Oh, that's bad. I'll take a look. Probably some weird thing I didn't consider with constructors/destructors on CUDA.
I have been giving a look at this this morning. 290 MiB ≈ 302 MB is the total size of fixed and moving pyramids when registering two POEM volumes using two channels. A run with cuda-memcheck
confirms that the leak is coming from GpuRegistrationEngine
, mostly from set_image_pair
. However, it seems the mask pyramid is not leaking, so it is probably something wrong with the vector of pyramids. I am trying to dig into this...
Looking into it it seems like there's some GpuVolume
not being released somewhere. There are two dangling GpuVolumeData
s that causes the leak.
That, plus the two thrust::device_vector
instances in the GPU landmark cost function.
A fix is to manually call the destructor of the image pyramids within the destructor of GpuRegistrationEngine
, but I would like to understand why it is not called automatically.
I was thinking that maybe the shared_pointer
of the _volume_data
gets captured somewhere by accident.
The destructor of GpuVolumePyramid
seems to be invoked, so calling it again is probably just cleaning up somebody else's mess.

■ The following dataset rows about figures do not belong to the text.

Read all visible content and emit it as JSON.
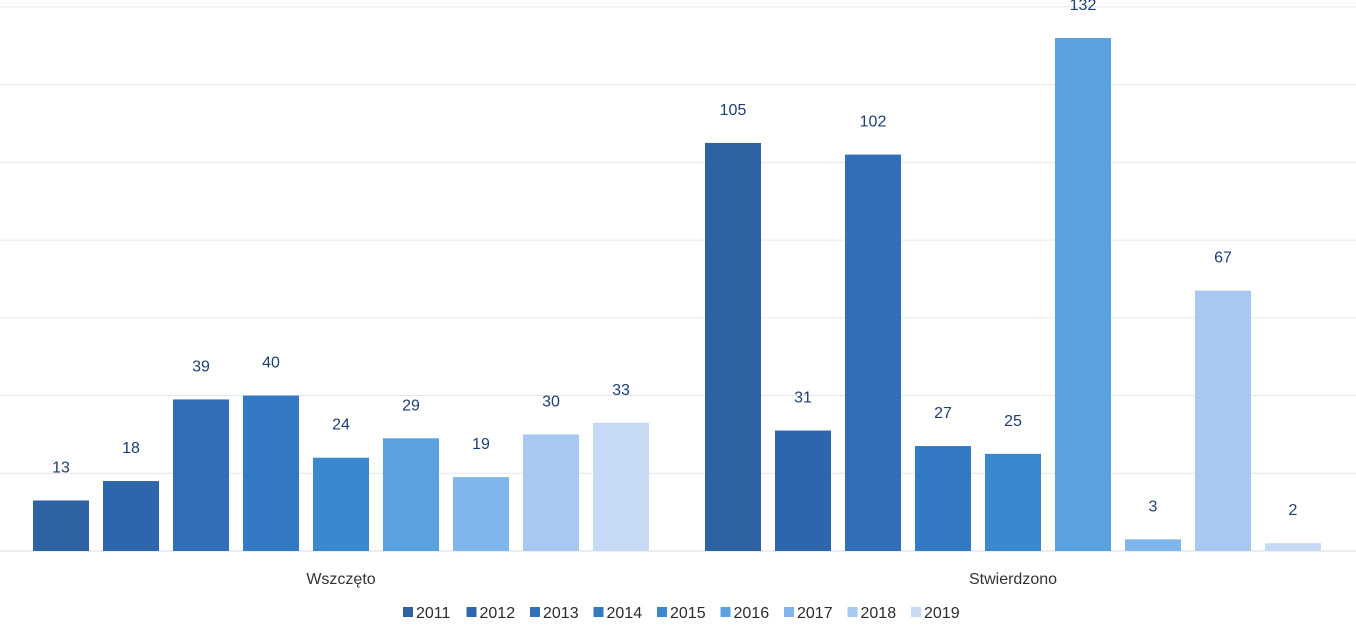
{
  "chart_data": {
    "type": "bar",
    "title": "",
    "xlabel": "",
    "ylabel": "",
    "ylim": [
      0,
      140
    ],
    "grid": true,
    "legend_position": "bottom",
    "categories": [
      "Wszczęto",
      "Stwierdzono"
    ],
    "series": [
      {
        "name": "2011",
        "values": [
          13,
          105
        ],
        "color": "#2f62a3"
      },
      {
        "name": "2012",
        "values": [
          18,
          31
        ],
        "color": "#2d66ad"
      },
      {
        "name": "2013",
        "values": [
          39,
          102
        ],
        "color": "#3170b8"
      },
      {
        "name": "2014",
        "values": [
          40,
          27
        ],
        "color": "#3378c2"
      },
      {
        "name": "2015",
        "values": [
          24,
          25
        ],
        "color": "#3a88d0"
      },
      {
        "name": "2016",
        "values": [
          29,
          132
        ],
        "color": "#5aa1e0"
      },
      {
        "name": "2017",
        "values": [
          19,
          3
        ],
        "color": "#7fb6ec"
      },
      {
        "name": "2018",
        "values": [
          30,
          67
        ],
        "color": "#a7c8f0"
      },
      {
        "name": "2019",
        "values": [
          33,
          2
        ],
        "color": "#c6daf5"
      }
    ]
  }
}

I have found the problem. I think we were pretty much misusing unique_ptr
in the GpuUnaryFunction
, replacing it with a shared_ptr
seems to solve all the issues.
Hm, but how is it misused? It should be unique, right? Otherwise we would have the same problem on CPU.
Ohh, GpuSubFunction
have no destructor!
Oh, that makes sense!
Weird, shouldn't we have had the same problem with a shared_ptr
too?
As a side note, we should probably have a pure virtual destructor for this kind of base classes.